Sublime Catharsis

The Reviews

By  S. H. Pearson

In Mark Glenn’s stirring What I Saw That Day, one is swept-up in Phillip Tourney’s sublime catharsis — a long time coming.  The slicing keel of Glenn’s writing is absorbing, engrossing and fluid.  Pages turn unbeknown to the reader as Tourney’s Navy life comes roaring over the gunwales.

What one devours in this book is war at sea that can only be told by a man who lived it —  a story that unleashes the long-muzzled visceral.  Adventure on the high seas has never been served to me like this.  Errol Flynn’s dash and vim can’t match it.  The Golden Age of Jewish Hollywood can’t touch it.

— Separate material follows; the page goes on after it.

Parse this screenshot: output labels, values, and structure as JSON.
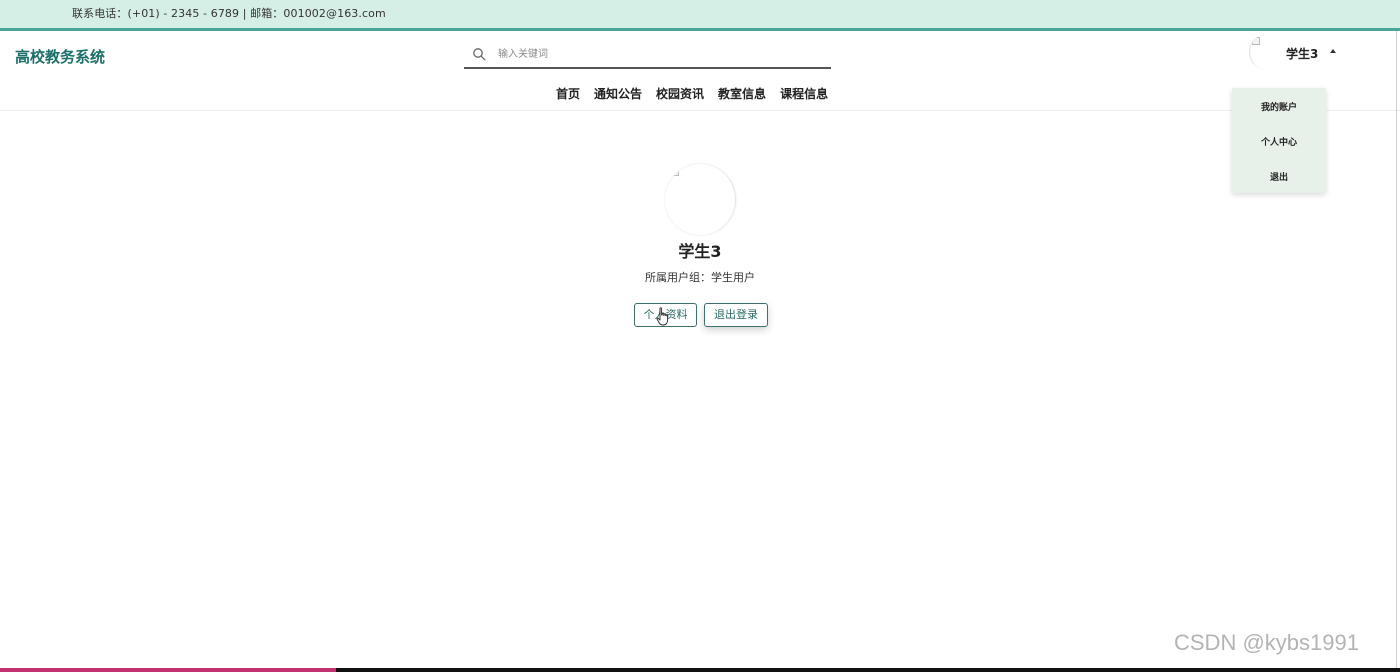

Tourney opens an artery, fire hose-fat.  And Glenn crafts it into What I Saw That Day, gripping tragedy, lashing outrage, strafing strike fighters, blood-on-the-decks.  You can smell the adrenaline.  Hear the screams bouncing off the bulkheads.  This is not a drill, sailor.  Real life never is.

In this read you will find no slow spots.  Every word counts.  Like Mark Twain wrote, “When you tell the truth, you don’t have to remember anything.”  Just open the flood-gate.

The pages in this book fly like the U.S. Navy jets that should have flown, but never came that day.  Thank you, Mr. McNamara, for your strike fighter support to our besieged LIBERTY.  Where the hell were ya?


Note:  Prior to publication, I questioned both author and autobiographer about a comment on page 218 of Glenn’s manuscript.  Having been asked to read and proof the manuscript, I felt compelled to share my feeling about an irrelevant comment that has no place in U.S. History.  The comment issued from the textual voice of P. Tourney who had no personal stake in making it.  I was shocked that the author went to press with this unethical comment.  And herein express my disapproval.